La ville morte / épisode 13 – la fin du monde
La ville morte a connu la frénésie du grand départ pré-confinement une nouvelle fois. Des kilomètres de bouchon le long des deux rives ont créé une panique de klaxons et de cris. Deux personnes, casques sur la tête ont couru sur un boulevard entier après un potentiel voleur. Les intersections étaient bouchées par des voitures optimistes qui pensaient “c'est vert je traverse je m'en fous”.
On a acheté des chips et on s'est doucement demandé à quoi allait ressembler cette deuxième fin du monde.
Sous l'appartement, le café a une nouvelle fois baissé le rideau de fer. Pas complètement. Juste au trois-quart, de sorte que le gérant sort et entre en se tortillant un peu. Dans le square en bas, on boit des cafés dans des verres en plastique en guettant les derniers rayons de soleil de novembre. C'est plutôt rassurant, cette demi-présence. Juste quelques personnes qui boivent un café dehors.
Je me rassurais ainsi, lorsque j'ai croisé une femme dire de manière extatique dans son kit main libre :
“Au moins, on est débarrassé des blédards du bout de la rue.”
Je ne l'ai pas poursuivie, je ne lui ai pas hurlé dessus. Au milieu du square, je suis restée les bras ballants, comme on se retrouve souvent face à des manifestations si directes de racisme. J'ai regardé ses cheveux lisses calés derrière ses oreilles. Petite taille, sac à dos. Ongles peints, démarche assurée. Un joli portrait de “Mme tout le monde” comme “Mme tout le monde veut voir les nord-africains retourner dans leur pays la nordafrique”.
Je n'ai rien de commun avec les hommes du café. Je ne suis pas un homme de quarante ans. Si j'en crois le peu de conversation que j'ai entendu / comprise, contrairement à la plupart, je n'ai pas d'entreprises dans le bâtiment. Rien en commun donc.

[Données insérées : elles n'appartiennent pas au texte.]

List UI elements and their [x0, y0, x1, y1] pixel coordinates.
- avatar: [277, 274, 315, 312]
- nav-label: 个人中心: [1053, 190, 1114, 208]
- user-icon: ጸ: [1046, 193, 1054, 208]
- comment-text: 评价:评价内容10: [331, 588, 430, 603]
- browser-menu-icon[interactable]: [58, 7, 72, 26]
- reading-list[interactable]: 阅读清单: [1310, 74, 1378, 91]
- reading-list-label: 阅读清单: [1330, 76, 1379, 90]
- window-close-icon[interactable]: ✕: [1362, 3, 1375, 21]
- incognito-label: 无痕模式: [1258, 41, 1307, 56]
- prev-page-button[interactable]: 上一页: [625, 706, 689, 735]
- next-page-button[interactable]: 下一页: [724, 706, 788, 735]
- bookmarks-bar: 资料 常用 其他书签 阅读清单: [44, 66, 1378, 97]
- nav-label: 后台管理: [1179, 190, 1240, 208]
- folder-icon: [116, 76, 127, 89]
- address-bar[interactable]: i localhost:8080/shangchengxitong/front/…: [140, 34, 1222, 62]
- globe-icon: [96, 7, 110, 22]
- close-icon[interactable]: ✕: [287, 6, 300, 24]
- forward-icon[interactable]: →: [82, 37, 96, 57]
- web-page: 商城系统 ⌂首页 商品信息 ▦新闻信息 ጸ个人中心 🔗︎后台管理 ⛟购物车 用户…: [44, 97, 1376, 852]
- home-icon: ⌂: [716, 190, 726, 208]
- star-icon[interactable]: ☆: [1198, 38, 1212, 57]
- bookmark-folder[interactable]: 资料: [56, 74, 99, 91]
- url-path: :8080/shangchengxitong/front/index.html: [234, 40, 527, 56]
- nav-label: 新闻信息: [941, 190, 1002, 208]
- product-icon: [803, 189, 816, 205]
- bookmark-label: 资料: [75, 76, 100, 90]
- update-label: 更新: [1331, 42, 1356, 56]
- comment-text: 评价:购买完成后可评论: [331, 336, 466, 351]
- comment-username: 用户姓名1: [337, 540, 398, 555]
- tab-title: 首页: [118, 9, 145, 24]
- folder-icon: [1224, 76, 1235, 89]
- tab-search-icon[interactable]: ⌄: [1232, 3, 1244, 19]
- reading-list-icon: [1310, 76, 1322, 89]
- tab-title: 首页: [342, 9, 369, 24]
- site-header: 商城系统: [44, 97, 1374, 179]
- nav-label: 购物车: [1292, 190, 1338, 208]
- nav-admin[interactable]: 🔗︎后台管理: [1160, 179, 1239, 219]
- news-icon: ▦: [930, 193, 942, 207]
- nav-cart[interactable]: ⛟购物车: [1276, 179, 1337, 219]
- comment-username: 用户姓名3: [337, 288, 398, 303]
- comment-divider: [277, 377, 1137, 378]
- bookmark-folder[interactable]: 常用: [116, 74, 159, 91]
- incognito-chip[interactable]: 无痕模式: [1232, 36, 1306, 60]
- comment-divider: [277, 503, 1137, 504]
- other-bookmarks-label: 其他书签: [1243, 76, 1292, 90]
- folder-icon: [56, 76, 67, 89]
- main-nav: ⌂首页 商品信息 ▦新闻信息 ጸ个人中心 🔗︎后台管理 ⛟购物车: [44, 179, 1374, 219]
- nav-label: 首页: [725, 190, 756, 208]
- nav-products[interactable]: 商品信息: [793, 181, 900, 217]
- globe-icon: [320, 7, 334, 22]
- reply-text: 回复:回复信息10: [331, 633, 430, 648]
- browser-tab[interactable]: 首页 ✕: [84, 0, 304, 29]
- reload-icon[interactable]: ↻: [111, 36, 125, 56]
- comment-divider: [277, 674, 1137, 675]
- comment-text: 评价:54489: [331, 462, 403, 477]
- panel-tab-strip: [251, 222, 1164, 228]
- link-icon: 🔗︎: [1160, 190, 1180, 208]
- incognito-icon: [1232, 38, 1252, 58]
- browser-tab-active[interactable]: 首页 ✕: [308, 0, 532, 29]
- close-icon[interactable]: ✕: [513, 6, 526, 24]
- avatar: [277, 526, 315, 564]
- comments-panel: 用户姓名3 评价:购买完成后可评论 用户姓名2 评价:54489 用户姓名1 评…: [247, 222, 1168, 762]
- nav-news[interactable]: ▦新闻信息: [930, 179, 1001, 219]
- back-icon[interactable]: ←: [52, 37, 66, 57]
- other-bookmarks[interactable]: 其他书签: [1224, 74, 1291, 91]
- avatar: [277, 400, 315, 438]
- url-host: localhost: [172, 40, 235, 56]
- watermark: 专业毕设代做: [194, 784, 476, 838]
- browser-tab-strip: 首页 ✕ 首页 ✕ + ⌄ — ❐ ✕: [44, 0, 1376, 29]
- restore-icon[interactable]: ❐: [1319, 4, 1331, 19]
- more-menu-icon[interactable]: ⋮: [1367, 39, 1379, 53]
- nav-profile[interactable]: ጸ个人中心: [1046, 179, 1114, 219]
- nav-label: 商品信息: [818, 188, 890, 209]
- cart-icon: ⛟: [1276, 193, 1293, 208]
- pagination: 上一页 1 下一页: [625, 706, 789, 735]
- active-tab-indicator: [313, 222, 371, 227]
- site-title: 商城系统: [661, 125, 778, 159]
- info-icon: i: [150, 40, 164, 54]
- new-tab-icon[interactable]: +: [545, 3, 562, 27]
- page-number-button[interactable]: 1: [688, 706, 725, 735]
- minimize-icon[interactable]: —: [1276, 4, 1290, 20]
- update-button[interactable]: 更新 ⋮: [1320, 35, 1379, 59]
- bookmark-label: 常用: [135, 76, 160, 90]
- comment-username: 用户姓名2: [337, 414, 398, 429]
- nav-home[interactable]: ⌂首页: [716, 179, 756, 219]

Enfants, on se moquait toujours un peu des blédards. C'étaient ceux qui arrivaient en cinquième en parlant un français cassé, qui prenaient des cours de FLE (français langue étrangère), et qui ne savaient pas nager (moi non plus par ailleurs, mais c'était différent).
On était aussi impressionné. Un blédard avait vécu dans un autre pays, savait parler plusieurs langues, contrairement à nous, et se moquait allègrement de nos prononciations. On sait que nos parents, nos oncles, nos grands-parents ont tous été des blédard⋅e⋅s. Leurs manies, leur accent, leurs remarques nous le rappellent. Alors on dit blédard avec amour et taquinerie.
“Tu sais, on garde la maison au pays aussi parce que, si ça tourne mal en France, avec l'extrême-droite, on a un endroit où aller.”
En entendant la tirade raciste de Mme tout le monde, j'ai pensé à cette maison quelque part. La maison qui nous attend, si la fin du monde nous engouffre.